Methods: To conduct this narrative review, a literature search was implemented according to PIRO (Population, Index test, Reference standard, Outcome), a modified PICO approach, alongside pre-defined inclusion criteria. Two independent reviewers used the Appraisal of Guidelines for Research and Evaluation (AGREE II) tool to appraise the selected RCOG and WHO guidelines. There was also a dual independent appraisal of three systematic reviews and two primary studies using the Critical Appraisal Skills Programme (CASP) checklist.

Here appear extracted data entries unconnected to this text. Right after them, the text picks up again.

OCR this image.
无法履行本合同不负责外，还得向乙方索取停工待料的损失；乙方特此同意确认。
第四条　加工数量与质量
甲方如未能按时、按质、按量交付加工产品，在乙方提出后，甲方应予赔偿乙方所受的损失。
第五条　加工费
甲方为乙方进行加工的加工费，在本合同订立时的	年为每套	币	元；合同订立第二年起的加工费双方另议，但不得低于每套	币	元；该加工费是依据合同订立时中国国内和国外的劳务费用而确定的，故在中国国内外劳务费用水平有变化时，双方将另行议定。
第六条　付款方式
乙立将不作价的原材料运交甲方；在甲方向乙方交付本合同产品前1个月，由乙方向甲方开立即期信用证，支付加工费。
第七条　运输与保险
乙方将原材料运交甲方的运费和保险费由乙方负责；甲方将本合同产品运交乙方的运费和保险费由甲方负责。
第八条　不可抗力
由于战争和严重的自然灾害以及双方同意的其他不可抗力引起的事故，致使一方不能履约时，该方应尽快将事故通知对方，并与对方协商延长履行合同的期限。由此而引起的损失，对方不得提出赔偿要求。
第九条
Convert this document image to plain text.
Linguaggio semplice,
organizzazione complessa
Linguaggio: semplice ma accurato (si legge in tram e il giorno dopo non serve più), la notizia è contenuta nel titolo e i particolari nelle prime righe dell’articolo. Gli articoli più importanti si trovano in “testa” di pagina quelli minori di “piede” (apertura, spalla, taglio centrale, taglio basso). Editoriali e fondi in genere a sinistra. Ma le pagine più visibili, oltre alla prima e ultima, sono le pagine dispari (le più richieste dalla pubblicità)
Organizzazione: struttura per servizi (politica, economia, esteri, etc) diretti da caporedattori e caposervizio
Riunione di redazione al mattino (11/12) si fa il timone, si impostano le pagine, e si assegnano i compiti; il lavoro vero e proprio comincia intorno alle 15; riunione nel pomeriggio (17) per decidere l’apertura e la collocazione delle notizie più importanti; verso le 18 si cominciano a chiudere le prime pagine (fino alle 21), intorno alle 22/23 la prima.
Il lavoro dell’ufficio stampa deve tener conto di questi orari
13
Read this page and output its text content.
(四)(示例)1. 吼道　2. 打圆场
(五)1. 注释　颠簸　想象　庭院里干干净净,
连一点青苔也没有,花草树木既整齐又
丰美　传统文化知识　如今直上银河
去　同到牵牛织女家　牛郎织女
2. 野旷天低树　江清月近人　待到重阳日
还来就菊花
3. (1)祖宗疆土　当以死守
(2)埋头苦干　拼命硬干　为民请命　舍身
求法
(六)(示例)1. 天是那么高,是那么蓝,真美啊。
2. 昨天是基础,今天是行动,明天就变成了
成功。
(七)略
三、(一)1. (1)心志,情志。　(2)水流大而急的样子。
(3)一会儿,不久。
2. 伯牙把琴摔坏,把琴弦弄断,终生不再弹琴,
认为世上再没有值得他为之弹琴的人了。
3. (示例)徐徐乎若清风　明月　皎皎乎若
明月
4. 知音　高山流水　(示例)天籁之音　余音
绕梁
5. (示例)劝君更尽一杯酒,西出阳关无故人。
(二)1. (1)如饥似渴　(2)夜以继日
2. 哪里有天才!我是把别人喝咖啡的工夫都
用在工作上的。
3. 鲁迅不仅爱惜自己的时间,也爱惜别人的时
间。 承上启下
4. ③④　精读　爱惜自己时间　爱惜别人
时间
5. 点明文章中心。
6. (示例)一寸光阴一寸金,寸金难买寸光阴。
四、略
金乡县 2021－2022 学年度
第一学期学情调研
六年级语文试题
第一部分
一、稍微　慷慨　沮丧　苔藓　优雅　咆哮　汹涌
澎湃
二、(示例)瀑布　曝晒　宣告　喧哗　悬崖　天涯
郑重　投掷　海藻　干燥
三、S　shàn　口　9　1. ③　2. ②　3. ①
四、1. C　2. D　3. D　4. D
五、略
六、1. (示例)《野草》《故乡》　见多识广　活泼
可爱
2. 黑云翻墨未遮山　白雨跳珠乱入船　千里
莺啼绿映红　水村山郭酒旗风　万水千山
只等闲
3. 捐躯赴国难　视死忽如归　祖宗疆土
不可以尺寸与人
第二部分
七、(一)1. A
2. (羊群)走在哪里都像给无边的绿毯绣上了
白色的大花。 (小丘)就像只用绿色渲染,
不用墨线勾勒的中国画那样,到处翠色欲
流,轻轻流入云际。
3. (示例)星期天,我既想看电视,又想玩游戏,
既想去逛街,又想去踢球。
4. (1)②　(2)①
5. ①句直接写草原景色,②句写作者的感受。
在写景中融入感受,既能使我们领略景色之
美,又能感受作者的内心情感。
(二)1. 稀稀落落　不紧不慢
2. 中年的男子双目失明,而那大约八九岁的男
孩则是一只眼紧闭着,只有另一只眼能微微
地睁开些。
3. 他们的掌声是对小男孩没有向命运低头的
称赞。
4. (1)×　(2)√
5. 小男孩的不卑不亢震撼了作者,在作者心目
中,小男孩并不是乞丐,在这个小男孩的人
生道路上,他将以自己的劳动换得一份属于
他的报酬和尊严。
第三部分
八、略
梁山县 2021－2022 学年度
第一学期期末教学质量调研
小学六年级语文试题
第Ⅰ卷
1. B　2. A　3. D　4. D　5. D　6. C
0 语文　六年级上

Results: The UK National Screening Committee’s systematic review, which the RCOG guideline is based on, favoured a risk-based approach. However, it was a rapid-review which only contained three studies and had significant methodological limitations. Comparatively, Panneflek et al.’s systematic review, a key piece of evidence for the WHO guideline, favoured universal screening. It consisted of 72 studies and was methodologically stronger. Other related factors were considered: a cost-effectiveness systematic review, as well as primary studies on clinical effectiveness and acceptability were also found to favour universal screening. There are no high-quality randomised control trials (RCTs) published to date, however a cluster RCT (GBS3) is currently being undertaken in the UK.
Conclusions: This review found evidence to suggest that universal GBS screening is more effective than a risk-based approach in preventing EOGBSD and would therefore support a change to the UK’s current screening strategy. However, the ongoing GBS3 trial will be essential for reviewing the RCOG guideline, and its results should allow for more definitive conclusions.